Onlar ayda 630 TL ile 1000 TL arasında günde 8 saatle 12 saat arasında çalışarak yaşama tutunmaya çalışan işçilerdir. Sayıları karıncalar gibidir, sayılmaz. Güvencesizdirler; evine ekmek götürdükleri işlerinin onları ne kadar taşıyacağını bilemezler. Bir sonraki yıl ücretleri ne olacaktır, ev sahibi ne diyecektir, çocuk okuldan bu sefer ne parası istemeye gelecektir…
Onlar bu düzenin lanetlileridir. İyi ve güzel olan hiçbir şeyi hak etmemektedirler. Biraz hak istemeye cesaret ettiklerinde ya copla ya biber gazıyla cezalandırılırlar ya da Başbakan Erdoğan’ın 2 sene önce 1 Mayıs tartışmalarında yaptığı gibi “ayak takımı” olarak aşağılanırlar…
AKP kapitalist düzenin bir numaralı adamı olarak işçilerin dünyasını karartmaya devam ediyor. Bir taraftan onları iyice köşeye sıkıştırıyor diğer taraftan dini inançları da dahil her türlü manevi değerlerini kullanarak teslim olmalarını istiyor. Kendisini Müslüman burjuva olarak gören Erol Yarar bir televizyon programında “Allah herkese harcayabileceği kadarını verir” demişti. Kapitalist düzen zenginlerle yoksulların sadece bu dünyadaki hayatlarını uçurumlarla ayırmakla kalmıyor aynı zamanda onların öte dünyalarını da ayırıyor. Zira Erol Yarar’ın inandığı Allah ile bir taşeron işçinin inandığı Allah’ın aynı olması mümkün değildir, olamaz!..
Zira yoksullar eşitlik ve adaletin peşinde koşarlar, koşmak zorundadırlar. Eğer öyle olmasaydı Mısır halkı, eğer öyle olmasaydı Bahreyn de kurşunlara göğüs geren Araplar niye yüz yıllık kaderlerine isyan etsinler, niye kendilerini lanetleyenleri cehennemin dibine göndermek için ayağa kalksınlar…
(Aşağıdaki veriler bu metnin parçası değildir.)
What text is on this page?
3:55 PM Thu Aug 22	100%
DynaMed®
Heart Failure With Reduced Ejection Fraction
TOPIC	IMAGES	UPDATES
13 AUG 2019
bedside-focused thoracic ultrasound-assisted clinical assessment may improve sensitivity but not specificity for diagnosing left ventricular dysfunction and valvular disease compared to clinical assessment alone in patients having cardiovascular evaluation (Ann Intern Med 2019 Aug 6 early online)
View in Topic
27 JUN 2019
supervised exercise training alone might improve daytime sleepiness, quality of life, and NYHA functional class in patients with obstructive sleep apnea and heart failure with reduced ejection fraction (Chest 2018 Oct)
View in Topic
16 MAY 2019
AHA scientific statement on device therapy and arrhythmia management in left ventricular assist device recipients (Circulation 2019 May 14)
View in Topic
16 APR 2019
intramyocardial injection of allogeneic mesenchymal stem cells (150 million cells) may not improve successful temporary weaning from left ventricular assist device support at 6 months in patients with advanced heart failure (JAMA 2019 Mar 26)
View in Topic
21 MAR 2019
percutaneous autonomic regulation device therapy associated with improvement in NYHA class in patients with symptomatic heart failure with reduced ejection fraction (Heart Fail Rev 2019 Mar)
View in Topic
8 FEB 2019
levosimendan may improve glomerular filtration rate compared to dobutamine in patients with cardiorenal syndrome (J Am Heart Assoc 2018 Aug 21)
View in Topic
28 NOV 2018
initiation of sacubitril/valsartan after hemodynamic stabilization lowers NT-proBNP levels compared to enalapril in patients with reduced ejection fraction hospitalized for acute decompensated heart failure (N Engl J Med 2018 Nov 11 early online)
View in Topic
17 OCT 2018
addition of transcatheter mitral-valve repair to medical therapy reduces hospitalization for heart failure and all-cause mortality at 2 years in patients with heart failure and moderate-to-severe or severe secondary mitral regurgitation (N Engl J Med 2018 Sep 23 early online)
İşte 3 Nisan günü Ankara’da bu ülkenin lanetlileri tıpkı Arap kardeşleri gibi ayağa kalkmak için buluşuyor. Kendilerini insan yerine koymayanlara karşı, kendilerini lanetli gibi yaşamın kıyılarına savuranlara karşı onurluca karşılarına dikilmek için, yeni bir hayatın yolunu çizmek için buluşuyorlar.